La scelta evidente è quella di tagliarsi i ponti alle spalle, abbandonare qualsivoglia tentazione mainstream per farsi più cerebrali, gettando uno sguardo verso le atmosfere psych-folk che hanno recentemente elevato agli altari i loro concittadini Animal Collective e l’ambiente canadese che si muove attorno agli Arcade Fire. Ed allora le chitarre elettriche vanno in secondo piano, la sezione ritmica si muove sui controtempi e gli spunti brillanti e serrati che ci saremmo attesi si dilatano invece in ballate dalla struttura asimmetrica.
Il terreno è inevitabilmente più accidentato e la vena dei CYHSY sembra soffrirne parecchio già nell’apertura forzatamente lo-fi della title-track, per poi continuare a corrente alternata, pur trovando nella notevole “Emily Jean Stock” la dimostrazione che il talento scova sempre il modo di venir fuori.
Da questo schema, tutt’altro che esaustivo, i Clap Your Hands Say Yeah si discostano significativamente in almeno un paio di occasioni, che risultano anche le più accattivanti ai primi ascolti. “Satan Said Dance” è una cavalcata lisergica tra funky, acid-rock ed elettronica, che strizza l’occhio alle sonorità più allucinate di Yorke e compagni, mentre il timbro anarcoide di Ounsworth trova il palcoscenico perfetto nelle progressioni di “Yankee Go Home” con chitarre ora blues ,ora decisamente rock a fargli da spalla.

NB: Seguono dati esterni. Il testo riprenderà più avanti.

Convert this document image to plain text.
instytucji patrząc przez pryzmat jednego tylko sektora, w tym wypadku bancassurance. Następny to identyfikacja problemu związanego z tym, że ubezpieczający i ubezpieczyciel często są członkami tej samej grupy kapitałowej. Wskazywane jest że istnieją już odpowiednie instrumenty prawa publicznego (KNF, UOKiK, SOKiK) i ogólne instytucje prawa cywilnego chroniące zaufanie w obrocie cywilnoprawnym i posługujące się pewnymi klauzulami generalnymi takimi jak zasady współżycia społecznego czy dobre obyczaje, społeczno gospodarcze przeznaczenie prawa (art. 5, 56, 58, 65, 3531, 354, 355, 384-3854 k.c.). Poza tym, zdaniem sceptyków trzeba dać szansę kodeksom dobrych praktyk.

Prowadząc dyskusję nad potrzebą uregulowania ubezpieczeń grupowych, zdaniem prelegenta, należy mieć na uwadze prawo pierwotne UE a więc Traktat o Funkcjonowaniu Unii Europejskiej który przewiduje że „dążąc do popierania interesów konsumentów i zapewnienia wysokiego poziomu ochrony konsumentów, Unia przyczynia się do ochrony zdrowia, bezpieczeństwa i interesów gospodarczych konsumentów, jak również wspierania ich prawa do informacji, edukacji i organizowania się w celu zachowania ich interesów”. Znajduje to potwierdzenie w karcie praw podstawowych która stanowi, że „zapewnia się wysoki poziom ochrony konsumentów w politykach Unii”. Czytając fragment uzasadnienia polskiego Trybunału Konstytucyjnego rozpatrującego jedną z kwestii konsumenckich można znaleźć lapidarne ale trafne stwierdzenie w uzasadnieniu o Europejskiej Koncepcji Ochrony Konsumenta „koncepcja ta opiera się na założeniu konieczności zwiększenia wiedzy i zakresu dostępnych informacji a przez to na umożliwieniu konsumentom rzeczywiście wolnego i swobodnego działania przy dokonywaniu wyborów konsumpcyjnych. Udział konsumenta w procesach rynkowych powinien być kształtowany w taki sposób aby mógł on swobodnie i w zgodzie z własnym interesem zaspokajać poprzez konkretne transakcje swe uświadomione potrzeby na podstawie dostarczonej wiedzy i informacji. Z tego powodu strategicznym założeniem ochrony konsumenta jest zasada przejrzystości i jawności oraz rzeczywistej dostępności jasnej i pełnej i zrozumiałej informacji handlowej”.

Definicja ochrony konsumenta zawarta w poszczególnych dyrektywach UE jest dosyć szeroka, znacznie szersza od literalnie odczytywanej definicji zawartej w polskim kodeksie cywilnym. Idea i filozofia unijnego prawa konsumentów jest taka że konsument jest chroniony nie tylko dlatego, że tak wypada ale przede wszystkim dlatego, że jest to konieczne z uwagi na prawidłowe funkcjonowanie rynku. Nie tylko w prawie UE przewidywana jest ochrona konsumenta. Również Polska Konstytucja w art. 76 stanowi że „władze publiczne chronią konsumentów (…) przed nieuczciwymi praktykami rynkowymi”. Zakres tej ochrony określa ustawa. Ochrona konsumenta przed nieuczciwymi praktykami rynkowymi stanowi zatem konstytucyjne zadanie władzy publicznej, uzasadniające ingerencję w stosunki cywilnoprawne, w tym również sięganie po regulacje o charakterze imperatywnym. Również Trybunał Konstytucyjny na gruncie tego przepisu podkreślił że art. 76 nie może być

Si potrebbe in gran parte ascrivere alla mano del nuovo (e loro primo) produttore Dave Fridmann, ex Mercury Rev, la difformità evidente di questo album rispetto a ciò che lo ha preceduto. Ma si farebbe sicuramente torto ai CYHSY, che hanno chiaramente e coraggiosamente scelto di declinare importanti elementi di discontinuità nella loro proposta musicale già al secondo album. Di certo manca l’appeal e la vitalità degli esordi o forse, semplicemente, questa volta manca il gusto della sorpresa. Ma sarà difficile fargliene una colpa.